Obesity As Starvation?
Here's a great article(pdf) that looks at the effects of high insulin levels. The article is focused on childhood obesity, but it can be applied to people of all ages. Here is a passage in the article that shows how insulin resistance leads to obesity:
"How does this work? A thin, insulin-sensitive, 13-year-old boy might consume a daily allotment of 2,000 kcal, and burn 2,000 kcal daily (or 50 kcal/kg fat-free mass) in order to remain weight-stable, with a stable leptin level.
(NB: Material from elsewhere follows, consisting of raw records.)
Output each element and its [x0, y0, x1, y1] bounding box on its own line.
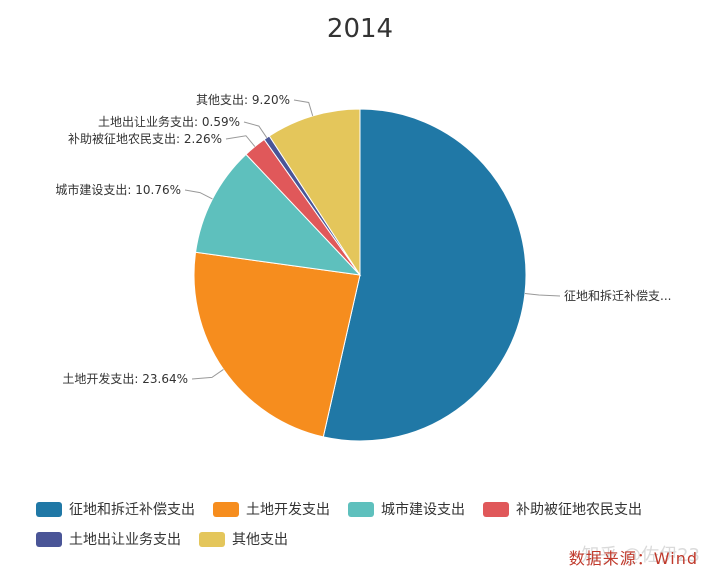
pie-slices — [193, 108, 527, 442]
slice-labels: 征地和拆迁补偿支... 土地开发支出: 23.64% 城市建设支出: 10.76% 补… — [55, 93, 671, 386]
legend-item-4[interactable]: 土地出让业务支出 — [36, 529, 181, 549]
legend-item-5[interactable]: 其他支出 — [199, 529, 288, 549]
legend-label-3: 补助被征地农民支出 — [516, 502, 642, 518]
leader-line-5 — [293, 99, 314, 117]
pie-slice-1[interactable] — [193, 251, 361, 438]
leader-line-1 — [191, 369, 224, 380]
watermark: 知乎 @佐伊23 — [581, 545, 700, 566]
legend-swatch-2 — [348, 501, 374, 517]
chart-title: 2014 — [327, 14, 393, 44]
legend-label-1: 土地开发支出 — [246, 502, 330, 518]
leader-line-4 — [243, 121, 268, 138]
slice-label-3: 补助被征地农民支出: 2.26% — [68, 132, 222, 146]
slice-label-0: 征地和拆迁补偿支... — [564, 288, 671, 303]
legend-item-1[interactable]: 土地开发支出 — [213, 499, 330, 519]
pie-slice-5[interactable] — [268, 108, 361, 277]
leader-line-2 — [184, 189, 213, 200]
slice-label-4: 土地出让业务支出: 0.59% — [98, 114, 240, 129]
legend-label-5: 其他支出 — [232, 532, 288, 548]
legend-swatch-0 — [36, 501, 62, 517]
legend-label-0: 征地和拆迁补偿支出 — [69, 502, 195, 518]
slice-label-5: 其他支出: 9.20% — [196, 93, 290, 107]
legend-label-2: 城市建设支出 — [381, 502, 465, 518]
pie-slice-2[interactable] — [195, 153, 362, 276]
slice-label-2: 城市建设支出: 10.76% — [55, 182, 181, 197]
legend-swatch-4 — [36, 531, 62, 547]
source-text: 数据来源：Wind — [568, 549, 698, 568]
legend-row-0: 征地和拆迁补偿支出 土地开发支出 城市建设支出 补助被征地农民支出 — [36, 494, 696, 524]
slice-label-1: 土地开发支出: 23.64% — [62, 371, 188, 386]
legend-swatch-5 — [199, 531, 225, 547]
legend: 征地和拆迁补偿支出 土地开发支出 城市建设支出 补助被征地农民支出土地出让业务支出 其他… — [36, 494, 696, 554]
legend-swatch-3 — [483, 501, 509, 517]
legend-item-0[interactable]: 征地和拆迁补偿支出 — [36, 499, 195, 519]
legend-item-2[interactable]: 城市建设支出 — [348, 499, 465, 519]
legend-label-4: 土地出让业务支出 — [69, 532, 181, 548]
slice-leader-lines — [184, 99, 561, 380]
leader-line-0 — [524, 292, 561, 297]
pie-slice-0[interactable] — [322, 108, 527, 442]
legend-swatch-1 — [213, 501, 239, 517]
legend-row-1: 土地出让业务支出 其他支出 — [36, 524, 696, 554]
leader-line-3 — [225, 135, 256, 147]
legend-item-3[interactable]: 补助被征地农民支出 — [483, 499, 642, 519]
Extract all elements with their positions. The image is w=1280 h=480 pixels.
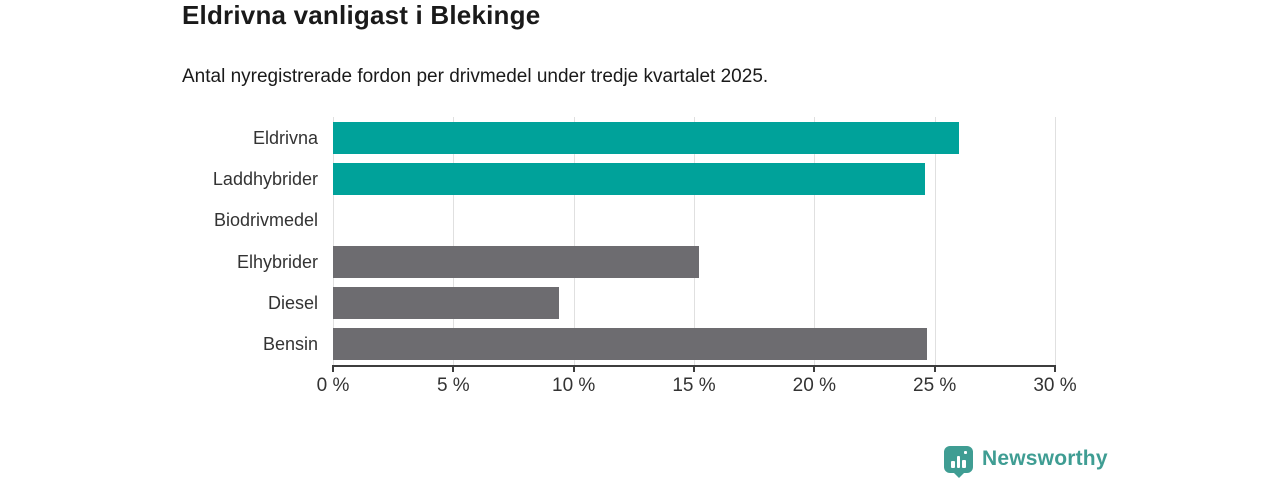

However, if that same 13-year-old became hyperinsulinemic and/or insulin resistant, perhaps as many as 250 kcal of the daily allotment would be shunted to storage in adipose tissue, promoting a persistent obligate weight gain. Due to the obligate energy storage, he now only has 1,750 kcal per day to burn.
The hyperinsulinemia also results in a lower level of leptin signal transduction, conveying a CNS signal of energy insufficiency. The remaining calories available are lower than his energy expenditure; the CNS would sense starvation. Through decreased SNS tone, he would reduce his physical activity, resulting in decreased quality of life; and through increased vagal tone, he would increase caloric intake and insulin secretion, but now at a much higher level. Thus, the vicious cycle of gluttony, sloth, and obesity is promulgated."
Amazing - a person can be overweight, yet the brain signals them to eat even more. As Gary Taubes showed, obesity is not directly caused by inactivity, but instead poor eating leads to both obesity and inactivity.

Hi Matt,
I really like this idea. There's one little glitch though:
It looks like leptin resistance actually precedes insulin resistance in the obese:
http://www.ncbi.nlm.nih.gov.offcampus.lib.washington.edu/pubmed/16129731?dopt=Abstract&holding=npg
The causality may be the other way around.
I have a discussion of this in three posts on my blog entitled "Leptin and Lectins"
http://wholehealthsource.blogspot.com/2008/04/leptin-and-lectins.html
Posted by: Stephan | April 29, 2008 at 07:11 PM
That's very interesting about the leptin resistance. I've also wondered how some populations can get away with high-carb diets. Good work!